Luckily, that’s a little hard to do. Baldwin explains that research has found that it would take 120 cups of coffee to reach the LD50 point where half of people die, mainly due to the caffeine. When in high concentrations, caffeine can cause a whole host of problems including insomnia, dizziness, vomiting, headaches, and heart problems.
The risk of death comes less from the coffee form of caffeine and more from its pure powder form, which people have a tendency to overdose with when making their own caffeinated drinks, or when taking caffeine tablets as a dietary supplement. Katherine Marengo of Medical News Today explains that the risk often comes when people combine the supplements with traditionally caffeinated beverages, and that a mere teaspoon of caffeine powder can be equivalent to 28 cups of coffee. Seems like that 120 threshold is much closer now, doesn’t it?
For that reason, Marengo cites a 2018 study that has identified 92 reported deaths from caffeine overdose.
Apples
Perhaps a bit of a random addition, but the reason for apples’ deadly nature was spooky enough it had to be included for this week’s Halloween issue.
The threshold for death by apple is simultaneously low and high depending on your ability to sit and chew for extended periods of time. Baldwin explains that for half of people to die of apple consumption, you’d have to eat around 22 whole apples in one sitting.
However, there’s no need to worry about death by apple for most people, because you have to eat the entire apple to be impacted. Baldwin explains that the risk of apple consumption comes from their seeds, which contain trace amounts of a sugar-cyanide compound that turns into the toxin cyanide while being processed in the body. Using the metrics of death by cyanide, which is roughly 1.5 milligrams of cyanide per kilogram of body weight, you’d have to chew and eat half a cup of apple seeds, or, you guessed it, around 22 apples.

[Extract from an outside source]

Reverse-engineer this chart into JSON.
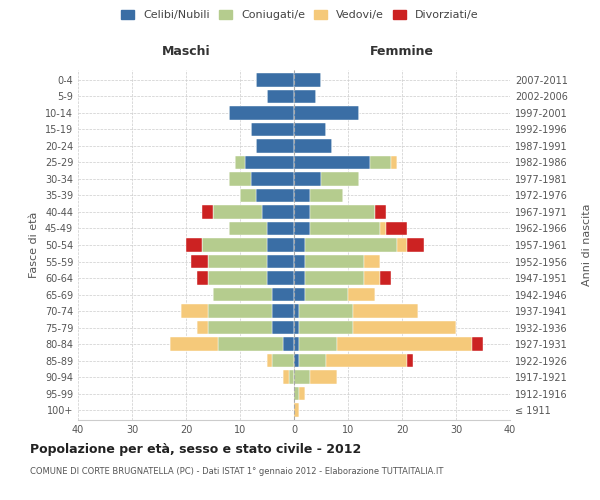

Despite that lovely explanation of how apples can kill you, the only example of a person actually dying from apple consumption wasn’t in fact from sitting and eating 22 apples in one sitting. He died instead from the wax from apple peels being stored in strange manners in crystals across his pulmonary immune cells, lymph nodes, and other parts of the body.
Halloween Candy
Ending things in a more spirited fashion, the last thing (in this article) that will kill you if taken in overabundance is Halloween candy. Ilana Keller of USA Today examines past studies that look at the LD50 value for sugar, and then translates that into its Halloween candy equivalent. Their findings? That you would need to eat roughly 13.5 grams of sugar for every pound you weigh, and eat it all in one sitting.
Thus, an average 180-pound American would need to eat 5.4 pounds of sugar to have a 50/50 shot of a lethal overdose, putting us at a whopping 262 pieces of “Fun Size” candy bars or 1,627 pieces of candy corn (which is around 20,000 calories) to hit the sugar minimum for LD50.
It’s unlikely that a person will sit and eat enough Halloween candy to kill them. But sugar is killing people in other ways, with Laura Donovan of Salon reporting that sugary drinks alone have been linked to 184,000 deaths each year worldwide, due to the linkage of sugary drinks to conditions like type 2 diabetes, cardiovascular disease, and cancer.